The NFL Network often gets praise, and deservedly so, for its series A Football Life. The show chronicles the, well, football lives of some of the greatest and most beloved (and occasionally hated, ahem, Art Modell) and famous figures in the history of the sport. To less fanfare, the network debuted a companion series on Tuesday nights that portrays the very opposite of that show’s aim, and it’s deserving of your time.
Undrafted, a six-part series airing on Tuesdays that concludes December 9 (though past episodes are available on the NFL Now service) is more or less what it sounds like. The documenatry follows various aspiring football players who were, for whatever reason, not picked in the NFL Draft. Some of the players include men who have second jobs (Jonathan Sharpe is an exterminator) and men who have families, like 27-year-old BYU standout Harvey Unga.
The show is something extremely key for a program on a league-owned network: honest. It covers all of the angles of a life as an undrafted player. It’s not sugarcoated that some of these guys, maybe most of them, will not make it. The show manages to be light and hit all the notes of typical football documentaries, but with the added tension that you’re watching a movie that may not give you the happy ending.
The show is an intriguing idea, at least in my opinion, because it has a staid format to it, like perhaps an HBO 24/7, but it could potentially last for many, many seasons. You would constantly be taking new athletes into the series and when players either retired or finally got a job with an NFL team, transition them out. You could drop and rejoin various players throughout the show. There are limitless possibilities despite an obvious format.

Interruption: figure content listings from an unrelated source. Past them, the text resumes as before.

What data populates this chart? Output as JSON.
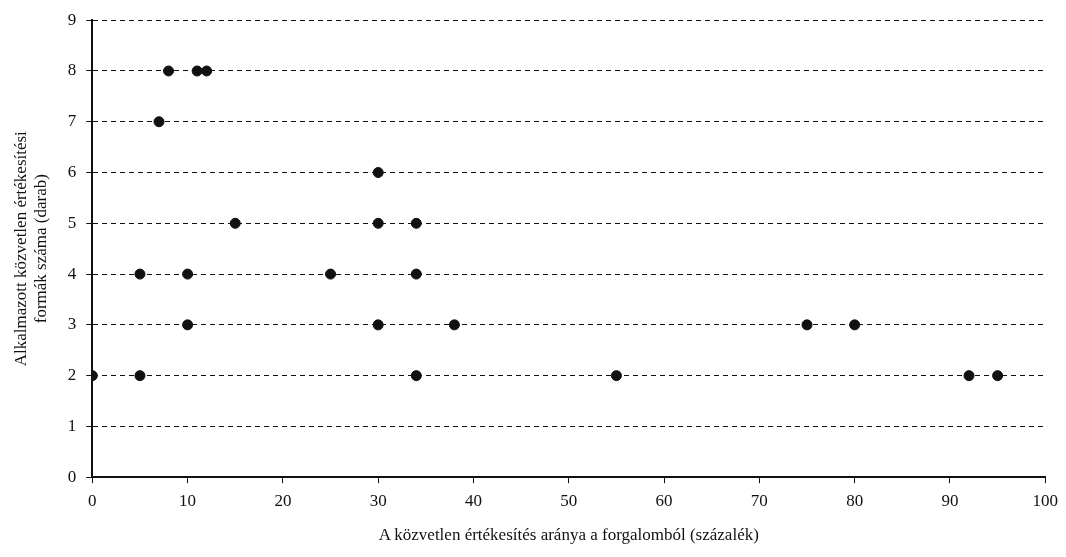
{
  "chart_data": {
    "type": "scatter",
    "xlabel": "A közvetlen értékesítés aránya a forgalomból (százalék)",
    "ylabel": "Alkalmazott közvetlen értékesítési\nformák száma (darab)",
    "x": [
      0,
      5,
      5,
      7,
      8,
      11,
      12,
      15,
      10,
      10,
      25,
      30,
      30,
      30,
      34,
      34,
      34,
      38,
      55,
      75,
      80,
      92,
      95
    ],
    "values": [
      2,
      2,
      4,
      7,
      8,
      8,
      8,
      5,
      4,
      3,
      4,
      6,
      5,
      3,
      5,
      4,
      2,
      3,
      2,
      3,
      3,
      2,
      2
    ],
    "color": "#111111",
    "marker": "circle",
    "xlim": [
      0,
      100
    ],
    "xticks": [
      0,
      10,
      20,
      30,
      40,
      50,
      60,
      70,
      80,
      90,
      100
    ],
    "ylim": [
      0,
      9
    ],
    "yticks": [
      0,
      1,
      2,
      3,
      4,
      5,
      6,
      7,
      8,
      9
    ],
    "grid": "y",
    "legend": false
  }
}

I give the NFL Network a lot of credit for not only committing to a program that shows part of the dark side to having an NFL dream, but executing it extremely well. If you have the NFL Now app or a chance to catch it on a rerun, give Undrafted a shot, and check out the last two episodes on Tuesdays at 9 p.m. ET if you can. It’s the rare league-produced documentary on current athletes that manages to feel neutral, and all the more important because of it. It’s the perfect companion to A Football Life each week.